Super funds acting like financial services firms: JP Morgan
The size of Australia's largest superannuation funds has meant they are starting to behave like financial services firms, according to JP Morgan's Benjie Fraser.
Fraser, who is global pensions executive for JP Morgan Worldwide Securities Services, said the Australian superannuation industry has witnessed a second wave of consolidation, "particularly with the prudential requirement to consider whether they have the scale".
"What we are experiencing in Australia at the moment is a real push by the regulators to force the superannuation industry to be benchmarked and monitored the same way the banking and insurance sectors are - the key reason being the sheer size of the superannuation industry," Fraser said.

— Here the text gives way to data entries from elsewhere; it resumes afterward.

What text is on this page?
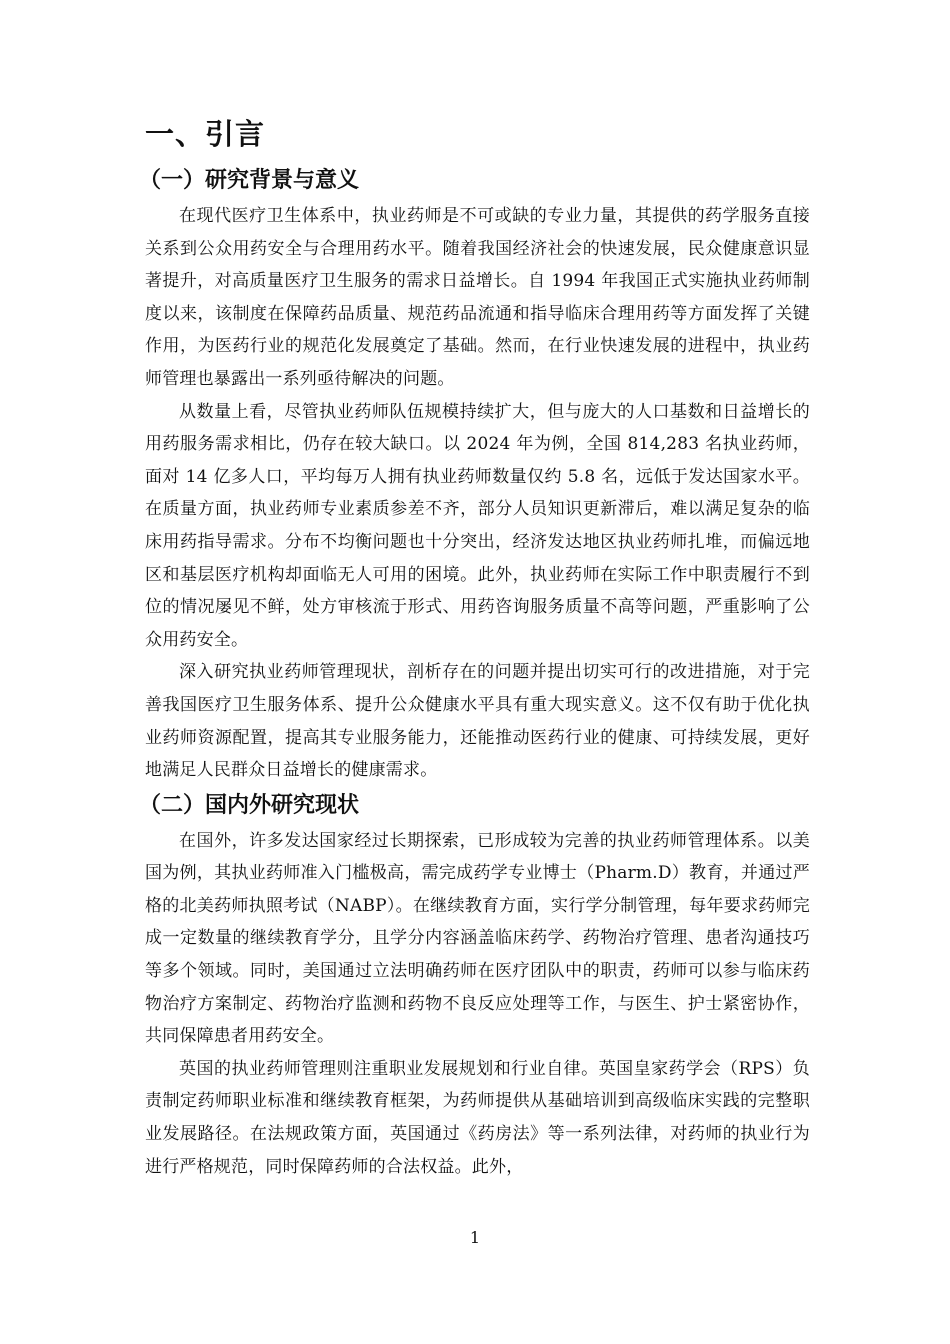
一、引言
（一）研究背景与意义

在现代医疗卫生体系中，执业药师是不可或缺的专业力量，其提供的药学服务直接关系到公众用药安全与合理用药水平。随着我国经济社会的快速发展，民众健康意识显著提升，对高质量医疗卫生服务的需求日益增长。自 1994 年我国正式实施执业药师制度以来，该制度在保障药品质量、规范药品流通和指导临床合理用药等方面发挥了关键作用，为医药行业的规范化发展奠定了基础。然而，在行业快速发展的进程中，执业药师管理也暴露出一系列亟待解决的问题。

从数量上看，尽管执业药师队伍规模持续扩大，但与庞大的人口基数和日益增长的用药服务需求相比，仍存在较大缺口。以 2024 年为例，全国 814,283 名执业药师，面对 14 亿多人口，平均每万人拥有执业药师数量仅约 5.8 名，远低于发达国家水平。在质量方面，执业药师专业素质参差不齐，部分人员知识更新滞后，难以满足复杂的临床用药指导需求。分布不均衡问题也十分突出，经济发达地区执业药师扎堆，而偏远地区和基层医疗机构却面临无人可用的困境。此外，执业药师在实际工作中职责履行不到位的情况屡见不鲜，处方审核流于形式、用药咨询服务质量不高等问题，严重影响了公众用药安全。

深入研究执业药师管理现状，剖析存在的问题并提出切实可行的改进措施，对于完善我国医疗卫生服务体系、提升公众健康水平具有重大现实意义。这不仅有助于优化执业药师资源配置，提高其专业服务能力，还能推动医药行业的健康、可持续发展，更好地满足人民群众日益增长的健康需求。

（二）国内外研究现状

在国外，许多发达国家经过长期探索，已形成较为完善的执业药师管理体系。以美国为例，其执业药师准入门槛极高，需完成药学专业博士（Pharm.D）教育，并通过严格的北美药师执照考试（NABP）。在继续教育方面，实行学分制管理，每年要求药师完成一定数量的继续教育学分，且学分内容涵盖临床药学、药物治疗管理、患者沟通技巧等多个领域。同时，美国通过立法明确药师在医疗团队中的职责，药师可以参与临床药物治疗方案制定、药物治疗监测和药物不良反应处理等工作，与医生、护士紧密协作，共同保障患者用药安全。

英国的执业药师管理则注重职业发展规划和行业自律。英国皇家药学会（RPS）负责制定药师职业标准和继续教育框架，为药师提供从基础培训到高级临床实践的完整职业发展路径。在法规政策方面，英国通过《药房法》等一系列法律，对药师的执业行为进行严格规范，同时保障药师的合法权益。此外，

1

The Australian system is also an example of best practice around the world, with many markets looking to emulate it. Fraser pointed to the recently formed National Employment Savings Trust (NEST) in the UK as an example of Australia's influence.
NEST was formed to address the highly fragmented state of the defined contribution market in the UK, and will have around 11 million people enrolled in it by the beginning of 2013, according to Fraser.
The trust is aimed at highly mobile people who may have as many as six 'pots' of defined contribution savings, he added.
"The answer is to try and create super trusts which would allow these assets to be put together in industry-wide multi-employer groups, and [the Government] is looking at Australia as the example of the way to do it," Fraser said.
Fraser's hope is that there will eventually be a "world of NESTlings" that will foster the creation of superannuation trust market places around the globe.
NEST has an auto-enrolment element, which is similar to the auto-consolidation elements of the Australian Stronger Super legislation, Fraser said.